Dynamic characterization of viscoelastic materials used in composite structures

Abstract

The main focus of this paper is the experimental comparative analysis of the viscoelastic properties of acrylic- and silicon-based viscoelastic materials. These materials are widely used in the aeronautic industry for structural and/or damping applications. It is therefore required to determine their viscoelastic properties such as shear modulus and loss factor following their integration to aircraft composite structures. The influence of material thickness, bonding quality, curing and cocuring with composite material was evaluated using dynamic mechanical analysis machine in plan shear configuration. This comparative analysis in the 0–600 Hz frequency range provides useful information that should be taken into consideration when designing bonded joints for structural and/or damping applications. The small variation of the acrylic-based material loss factor over a wide range of frequencies suggests that this material is a good candidate for damping applications at room temperature in metallic structures where no curing is required.

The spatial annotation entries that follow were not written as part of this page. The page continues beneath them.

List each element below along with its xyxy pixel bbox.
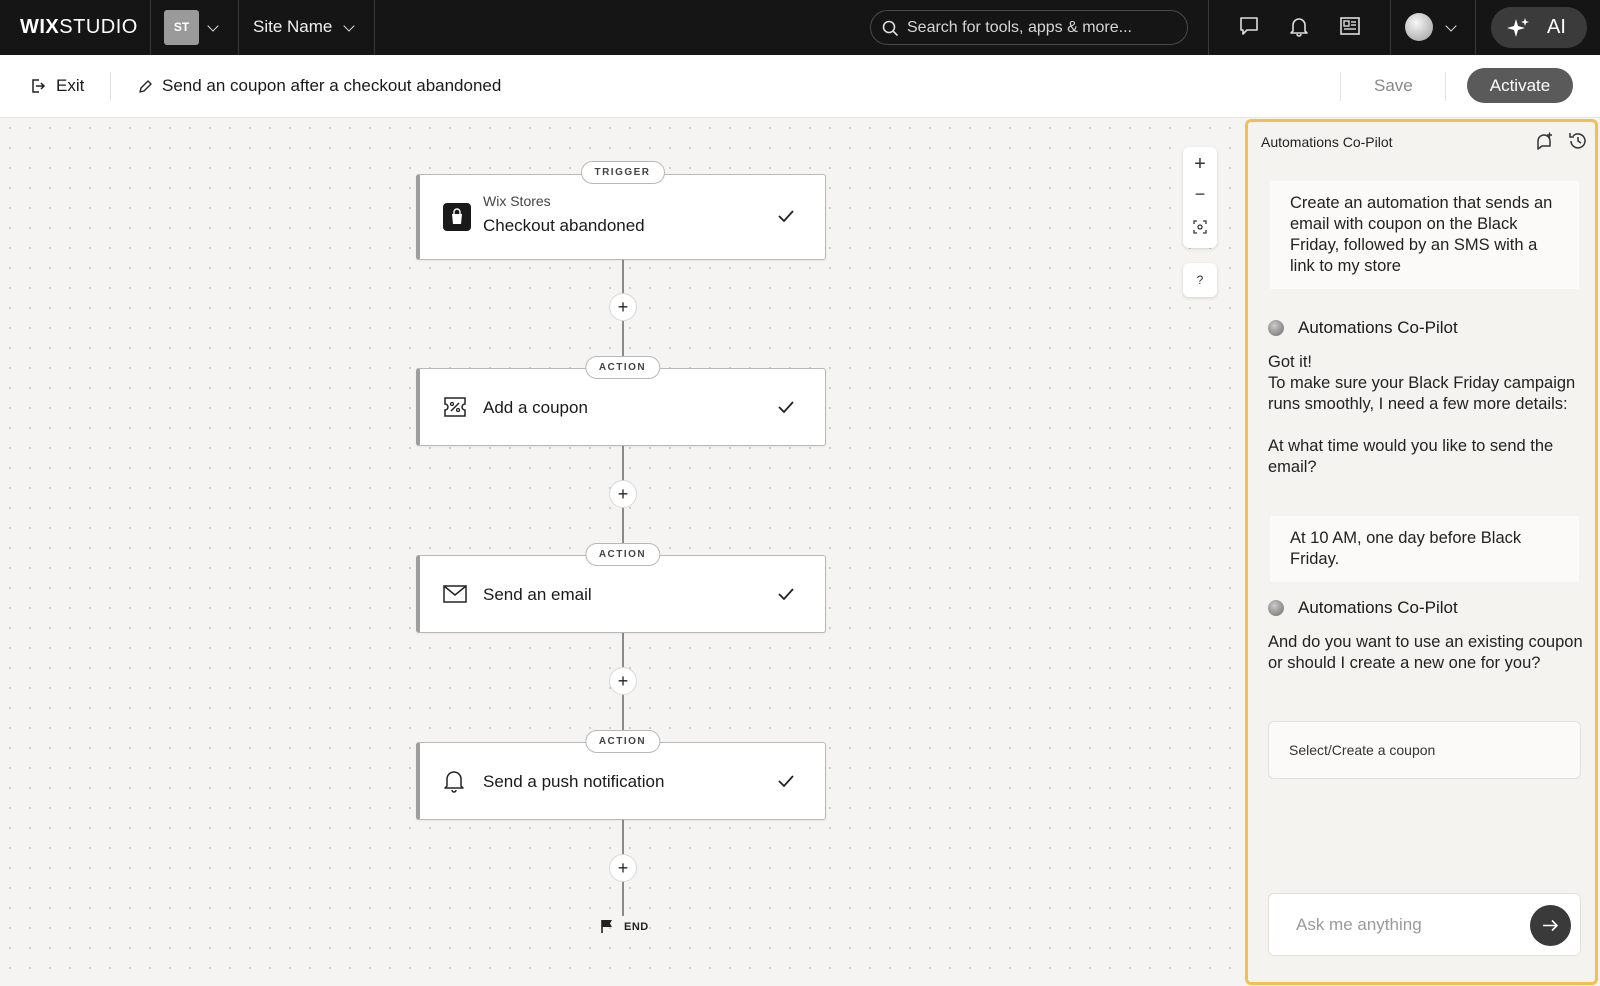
help-button[interactable]: ? xyxy=(1183,263,1217,297)
bot-message-line: At what time would you like to send the … xyxy=(1268,437,1554,476)
ai-button-label: AI xyxy=(1547,16,1566,38)
top-bar: WIXSTUDIO ST Site Name Search for tools,… xyxy=(0,0,1600,55)
bell-icon xyxy=(444,771,464,793)
action-title: Send an email xyxy=(483,585,592,604)
check-icon xyxy=(778,775,794,788)
trigger-source: Wix Stores xyxy=(483,193,551,209)
divider xyxy=(1445,72,1446,101)
trigger-node[interactable]: TRIGGER Wix Stores Checkout abandoned xyxy=(416,161,826,260)
select-coupon-button[interactable]: Select/Create a coupon xyxy=(1268,721,1581,779)
add-step-button[interactable]: + xyxy=(609,854,637,882)
ai-button[interactable]: AI xyxy=(1491,7,1587,48)
action-node-push-notification[interactable]: ACTION Send a push notification xyxy=(416,730,826,820)
user-avatar[interactable] xyxy=(1405,13,1433,41)
shopping-bag-icon xyxy=(443,203,471,231)
end-label: END xyxy=(624,921,649,933)
divider xyxy=(150,0,151,55)
bot-message-line: To make sure your Black Friday campaign … xyxy=(1268,374,1576,413)
action-pill: ACTION xyxy=(584,543,661,566)
bot-name: Automations Co-Pilot xyxy=(1298,598,1458,617)
coupon-icon xyxy=(444,397,466,417)
zoom-controls: + − xyxy=(1183,147,1217,248)
zoom-out-button[interactable]: − xyxy=(1183,184,1217,205)
check-icon xyxy=(778,401,794,414)
bot-message-line: Got it! xyxy=(1268,353,1313,371)
wix-studio-logo[interactable]: WIXSTUDIO xyxy=(20,16,138,39)
site-avatar[interactable]: ST xyxy=(164,10,199,45)
chevron-down-icon[interactable] xyxy=(1445,20,1457,32)
action-node-send-email[interactable]: ACTION Send an email xyxy=(416,543,826,633)
add-step-button[interactable]: + xyxy=(609,667,637,695)
check-icon xyxy=(778,588,794,601)
user-message: Create an automation that sends an email… xyxy=(1270,181,1579,289)
bot-message: Got it! To make sure your Black Friday c… xyxy=(1268,352,1586,478)
exit-icon xyxy=(32,79,46,93)
send-button[interactable] xyxy=(1530,905,1571,946)
new-chat-icon[interactable] xyxy=(1534,132,1554,152)
automation-name-label: Send an coupon after a checkout abandone… xyxy=(162,76,502,95)
add-step-button[interactable]: + xyxy=(609,480,637,508)
exit-label: Exit xyxy=(56,76,85,95)
save-button[interactable]: Save xyxy=(1374,76,1413,96)
sparkle-icon xyxy=(1507,18,1529,37)
activate-button[interactable]: Activate xyxy=(1467,68,1573,103)
bot-name: Automations Co-Pilot xyxy=(1298,318,1458,337)
add-step-button[interactable]: + xyxy=(609,293,637,321)
action-node-add-coupon[interactable]: ACTION Add a coupon xyxy=(416,356,826,446)
search-placeholder: Search for tools, apps & more... xyxy=(907,19,1132,36)
zoom-in-button[interactable]: + xyxy=(1183,153,1217,176)
arrow-right-icon xyxy=(1543,919,1559,932)
focus-icon xyxy=(1193,220,1207,234)
check-icon xyxy=(778,210,794,223)
search-input[interactable]: Search for tools, apps & more... xyxy=(870,10,1188,45)
chevron-down-icon[interactable] xyxy=(207,20,219,32)
envelope-icon xyxy=(443,585,467,603)
ask-input[interactable]: Ask me anything xyxy=(1268,893,1581,956)
bot-avatar xyxy=(1268,320,1284,336)
ask-placeholder: Ask me anything xyxy=(1296,915,1422,934)
trigger-pill: TRIGGER xyxy=(580,161,665,184)
divider xyxy=(110,72,111,101)
user-message: At 10 AM, one day before Black Friday. xyxy=(1270,516,1579,582)
divider xyxy=(1475,0,1476,55)
bot-message: And do you want to use an existing coupo… xyxy=(1268,633,1583,672)
pencil-icon xyxy=(139,80,152,93)
chevron-down-icon[interactable] xyxy=(343,20,355,32)
divider xyxy=(238,0,239,55)
copilot-panel: Automations Co-Pilot Create an automatio… xyxy=(1245,119,1598,985)
copilot-title: Automations Co-Pilot xyxy=(1261,134,1393,150)
divider xyxy=(1208,0,1209,55)
action-pill: ACTION xyxy=(584,730,661,753)
chat-icon[interactable] xyxy=(1238,15,1260,37)
fit-to-screen-button[interactable] xyxy=(1183,220,1217,238)
bell-icon[interactable] xyxy=(1288,15,1310,37)
action-title: Add a coupon xyxy=(483,398,588,417)
action-pill: ACTION xyxy=(584,356,661,379)
trigger-title: Checkout abandoned xyxy=(483,216,645,235)
news-icon[interactable] xyxy=(1339,15,1361,37)
site-name-dropdown[interactable]: Site Name xyxy=(253,17,332,37)
flag-icon xyxy=(601,920,612,933)
divider xyxy=(1340,72,1341,101)
divider xyxy=(374,0,375,55)
divider xyxy=(1390,0,1391,55)
automation-header: Exit Send an coupon after a checkout aba… xyxy=(0,55,1600,118)
search-icon xyxy=(882,20,899,37)
action-title: Send a push notification xyxy=(483,772,665,791)
bot-avatar xyxy=(1268,600,1284,616)
history-icon[interactable] xyxy=(1568,131,1588,151)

However, cocuring of acrylic-based material with composite laminae increases its shear modulus up to six times with respect to the uncured material whereas its loss factor is reduced by about 20%. On the other hand, the silicon-based material remains stable after thermal treatment (curing and cocuring) suggesting that it is well suited for in situ damping treatment involving laminate composite structure. However, at room temperature its shear modulus after cocuring is lowered by almost 25% due to poor bonding quality, which depends on the nature of the substrate.